The two sentences I’ve heard the most from potential clients over the past 4 months are:

  1. “Video is the next big thing.”
  2. “We need more video content.”

Video marketing is important, and EVERYBODY knows it. Therefore, it should be easy to sell a video to someone who already knows they need a video, right?

Wrong.

People don’t buy good videos. They buy solutions. Everyone knows they need videos, but nobody knows how to use a video in a way that will solve their problem.

When someone says “We need more video content,” what they really mean is, “We need more sales and we think videos will do that more efficiently than what we are currently doing.”

I’ve spent a lot of time trying to sell videos, and it hasn’t worked very well at all. The “starving artist” stigma is there because art, while it’s incredibly valuable in its own right, does not solve a specific problem.

When somebody asks me for a video, they don’t really want a video. They want something else, and they think the video will help them get it.
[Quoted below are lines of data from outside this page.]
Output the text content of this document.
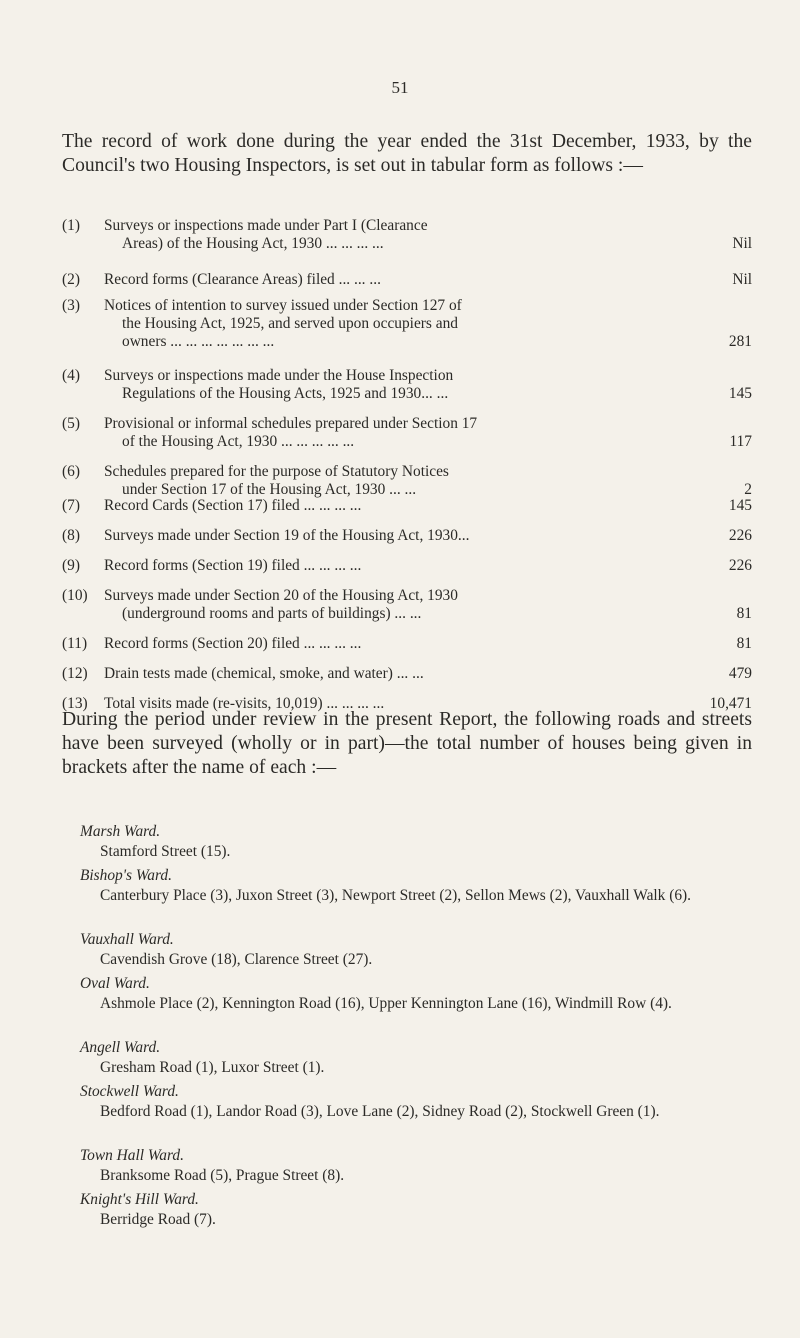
51
The record of work done during the year ended the 31st December, 1933, by the Council's two Housing Inspectors, is set out in tabular form as follows :—
(1)	Surveys or inspections made under Part I (Clearance
Areas) of the Housing Act, 1930 ... ... ... ...	Nil
(2)	Record forms (Clearance Areas) filed ... ... ...	Nil
(3)	Notices of intention to survey issued under Section 127 of
the Housing Act, 1925, and served upon occupiers and
owners ... ... ... ... ... ... ...	281
(4)	Surveys or inspections made under the House Inspection
Regulations of the Housing Acts, 1925 and 1930... ...	145
(5)	Provisional or informal schedules prepared under Section 17
of the Housing Act, 1930 ... ... ... ... ...	117
(6)	Schedules prepared for the purpose of Statutory Notices
under Section 17 of the Housing Act, 1930 ... ...	2
(7)	Record Cards (Section 17) filed ... ... ... ...	145
(8)	Surveys made under Section 19 of the Housing Act, 1930...	226
(9)	Record forms (Section 19) filed ... ... ... ...	226
(10)	Surveys made under Section 20 of the Housing Act, 1930
(underground rooms and parts of buildings) ... ...	81
(11)	Record forms (Section 20) filed ... ... ... ...	81
(12)	Drain tests made (chemical, smoke, and water) ... ...	479
(13)	Total visits made (re-visits, 10,019) ... ... ... ...	10,471
During the period under review in the present Report, the following roads and streets have been surveyed (wholly or in part)—the total number of houses being given in brackets after the name of each :—
Marsh Ward.
Stamford Street (15).
Bishop's Ward.
Canterbury Place (3), Juxon Street (3), Newport Street (2), Sellon Mews (2), Vauxhall Walk (6).
Vauxhall Ward.
Cavendish Grove (18), Clarence Street (27).
Oval Ward.
Ashmole Place (2), Kennington Road (16), Upper Kennington Lane (16), Windmill Row (4).
Angell Ward.
Gresham Road (1), Luxor Street (1).
Stockwell Ward.
Bedford Road (1), Landor Road (3), Love Lane (2), Sidney Road (2), Stockwell Green (1).
Town Hall Ward.
Branksome Road (5), Prague Street (8).
Knight's Hill Ward.
Berridge Road (7).
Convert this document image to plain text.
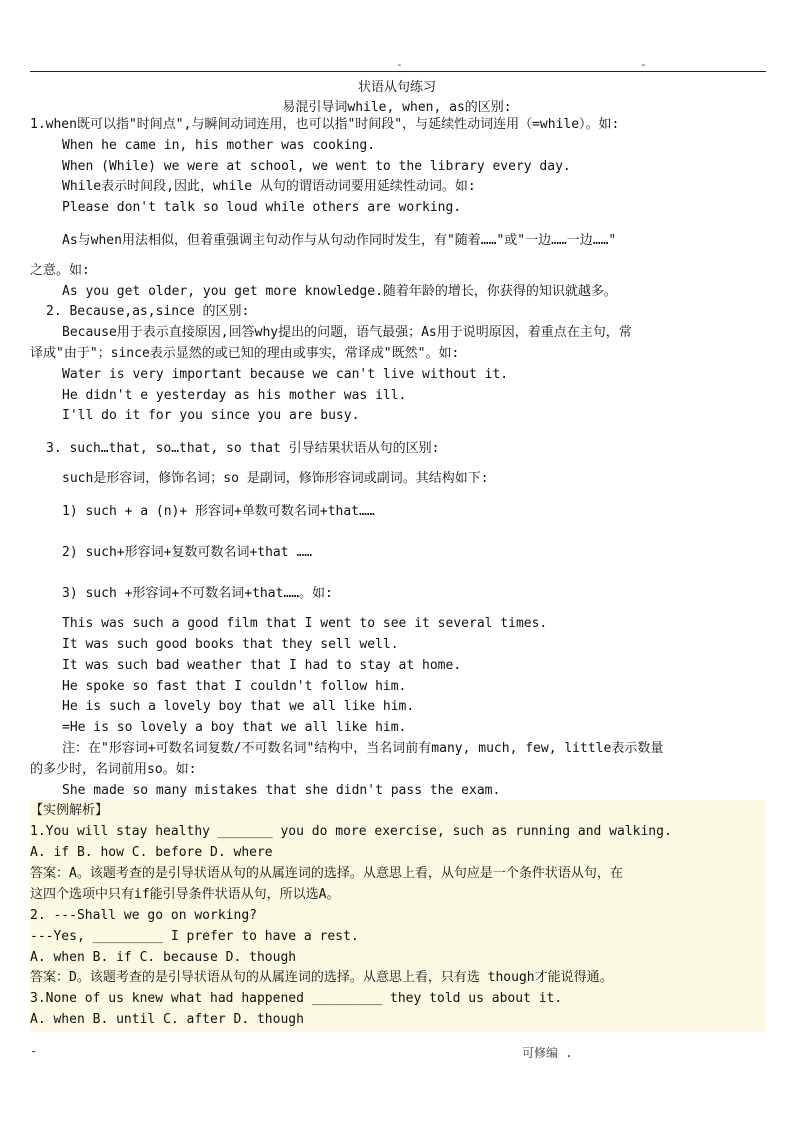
-	-
状语从句练习
易混引导词while, when, as的区别:
1.when既可以指"时间点",与瞬间动词连用，也可以指"时间段"，与延续性动词连用（=while）。如:
When he came in, his mother was cooking.
When (While) we were at school, we went to the library every day.
While表示时间段,因此，while 从句的谓语动词要用延续性动词。如:
Please don't talk so loud while others are working.
As与when用法相似，但着重强调主句动作与从句动作同时发生，有"随着……"或"一边……一边……"
之意。如:
As you get older, you get more knowledge.随着年龄的增长，你获得的知识就越多。
2. Because,as,since 的区别:
Because用于表示直接原因,回答why提出的问题，语气最强；As用于说明原因，着重点在主句，常
译成"由于"；since表示显然的或已知的理由或事实，常译成"既然"。如:
Water is very important because we can't live without it.
He didn't e yesterday as his mother was ill.
I'll do it for you since you are busy.
3. such…that, so…that, so that 引导结果状语从句的区别:
such是形容词，修饰名词；so 是副词，修饰形容词或副词。其结构如下:
1) such + a (n)+ 形容词+单数可数名词+that……
2) such+形容词+复数可数名词+that ……
3) such +形容词+不可数名词+that……。如:
This was such a good film that I went to see it several times.
It was such good books that they sell well.
It was such bad weather that I had to stay at home.
He spoke so fast that I couldn't follow him.
He is such a lovely boy that we all like him.
=He is so lovely a boy that we all like him.
注：在"形容词+可数名词复数/不可数名词"结构中，当名词前有many, much, few, little表示数量
的多少时，名词前用so。如:
She made so many mistakes that she didn't pass the exam.
【实例解析】
1.You will stay healthy _______ you do more exercise, such as running and walking.
A. if B. how C. before D. where
答案：A。该题考查的是引导状语从句的从属连词的选择。从意思上看，从句应是一个条件状语从句，在
这四个选项中只有if能引导条件状语从句，所以选A。
2. ---Shall we go on working?
---Yes, _________ I prefer to have a rest.
A. when B. if C. because D. though
答案：D。该题考查的是引导状语从句的从属连词的选择。从意思上看，只有选 though才能说得通。
3.None of us knew what had happened _________ they told us about it.
A. when B. until C. after D. though
-	可修编 .
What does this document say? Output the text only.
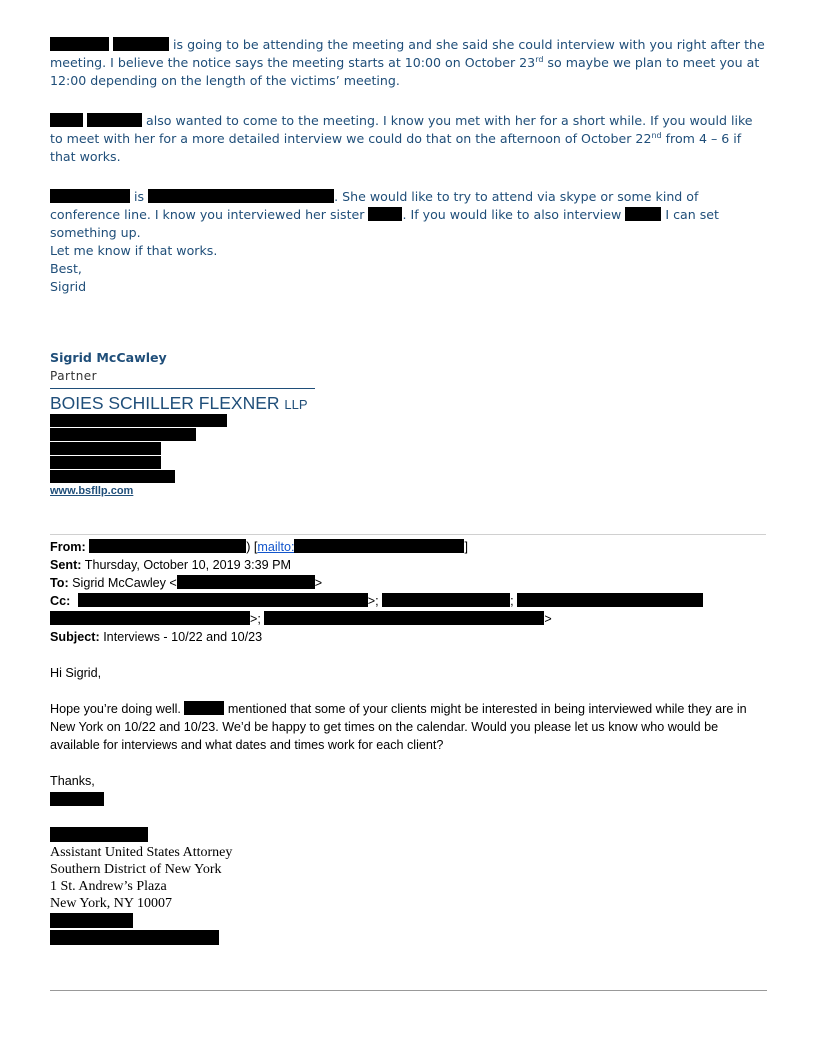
is going to be attending the meeting and she said she could interview with you right after the meeting. I believe the notice says the meeting starts at 10:00 on October 23rd so maybe we plan to meet you at 12:00 depending on the length of the victims’ meeting.

also wanted to come to the meeting. I know you met with her for a short while. If you would like to meet with her for a more detailed interview we could do that on the afternoon of October 22nd from 4 – 6 if that works.

is	. She would like to try to attend via skype or some kind of conference line. I know you interviewed her sister	. If you would like to also interview	I can set something up.

Let me know if that works.
Best,
Sigrid

Sigrid McCawley
Partner
BOIES SCHILLER FLEXNER LLP
www.bsfllp.com
From:	) [mailto:	]
Sent: Thursday, October 10, 2019 3:39 PM
To: Sigrid McCawley <	>
Cc:	>;	;
>;	>
Subject: Interviews - 10/22 and 10/23

Hi Sigrid,

Hope you’re doing well.	mentioned that some of your clients might be interested in being interviewed while they are in New York on 10/22 and 10/23. We’d be happy to get times on the calendar. Would you please let us know who would be available for interviews and what dates and times work for each client?

Thanks,

Assistant United States Attorney
Southern District of New York
1 St. Andrew’s Plaza
New York, NY 10007
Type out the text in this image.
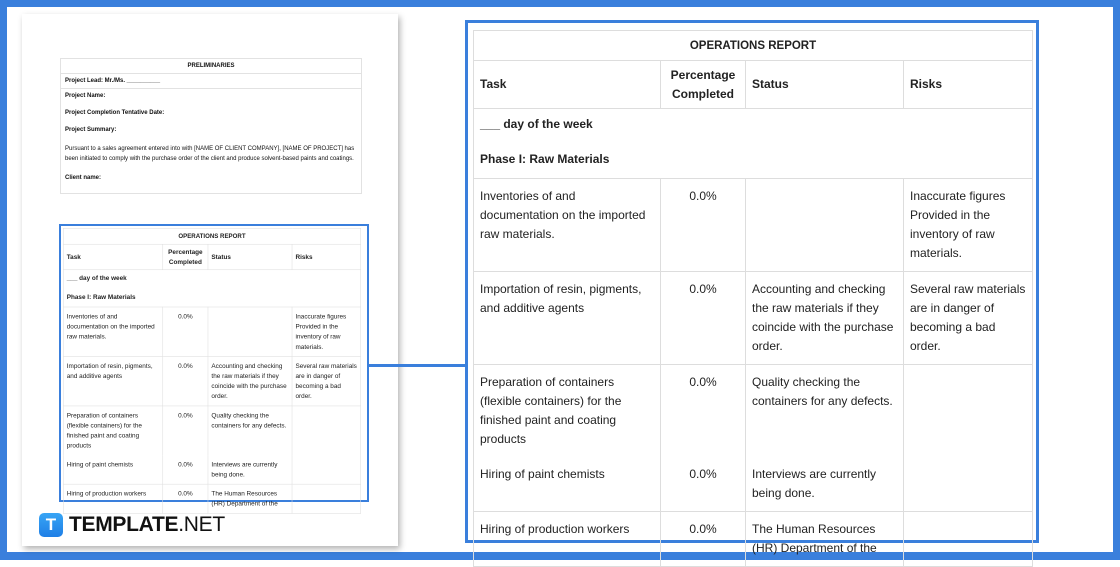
PRELIMINARIES
Project Lead: Mr./Ms. __________
Project Name:
Project Completion Tentative Date:
Project Summary:
Pursuant to a sales agreement entered into with [NAME OF CLIENT COMPANY], [NAME OF PROJECT] has been initiated to comply with the purchase order of the client and produce solvent-based paints and coatings.
Client name:
OPERATIONS REPORT			
Task	Percentage Completed	Status	Risks

___ day of the week
Phase I: Raw Materials			

Inventories of and documentation on the imported raw materials.	0.0%		Inaccurate figures Provided in the inventory of raw materials.
Importation of resin, pigments, and additive agents	0.0%	Accounting and checking the raw materials if they coincide with the purchase order.	Several raw materials are in danger of becoming a bad order.
Preparation of containers (flexible containers) for the finished paint and coating products	0.0%	Quality checking the containers for any defects.	
Hiring of paint chemists	0.0%	Interviews are currently being done.	
Hiring of production workers	0.0%	The Human Resources (HR) Department of the	
OPERATIONS REPORT			
Task	Percentage Completed	Status	Risks

___ day of the week
Phase I: Raw Materials			

Inventories of and documentation on the imported raw materials.	0.0%		Inaccurate figures Provided in the inventory of raw materials.
Importation of resin, pigments, and additive agents	0.0%	Accounting and checking the raw materials if they coincide with the purchase order.	Several raw materials are in danger of becoming a bad order.
Preparation of containers (flexible containers) for the finished paint and coating products	0.0%	Quality checking the containers for any defects.	
Hiring of paint chemists	0.0%	Interviews are currently being done.	
Hiring of production workers	0.0%	The Human Resources (HR) Department of the	
T TEMPLATE.NET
So I should ask lots of questions to find out what they want, then build an entire marketing campaign that will solve their problem. This means creating a video, dipping into Facebook ads, making landing pages, handling email marketing, and putting all the pieces together into a full solution.

My job is to find out what they want, then work backwards.

The video is made with the entire marketing campaign in mind. The marketing campaign is made with the video in mind. There are more pieces to the puzzle than just a video if you want to create something that somebody is willing to pay for. This means a lot more work than just creating a video and being done with it. But that’s the point. That’s how you actually help somebody.

Selling people an answer you think you already have doesn’t work. Turn yourself into somebody who can work through their problem, and you’ll end up with a solution that they will actually pay you for.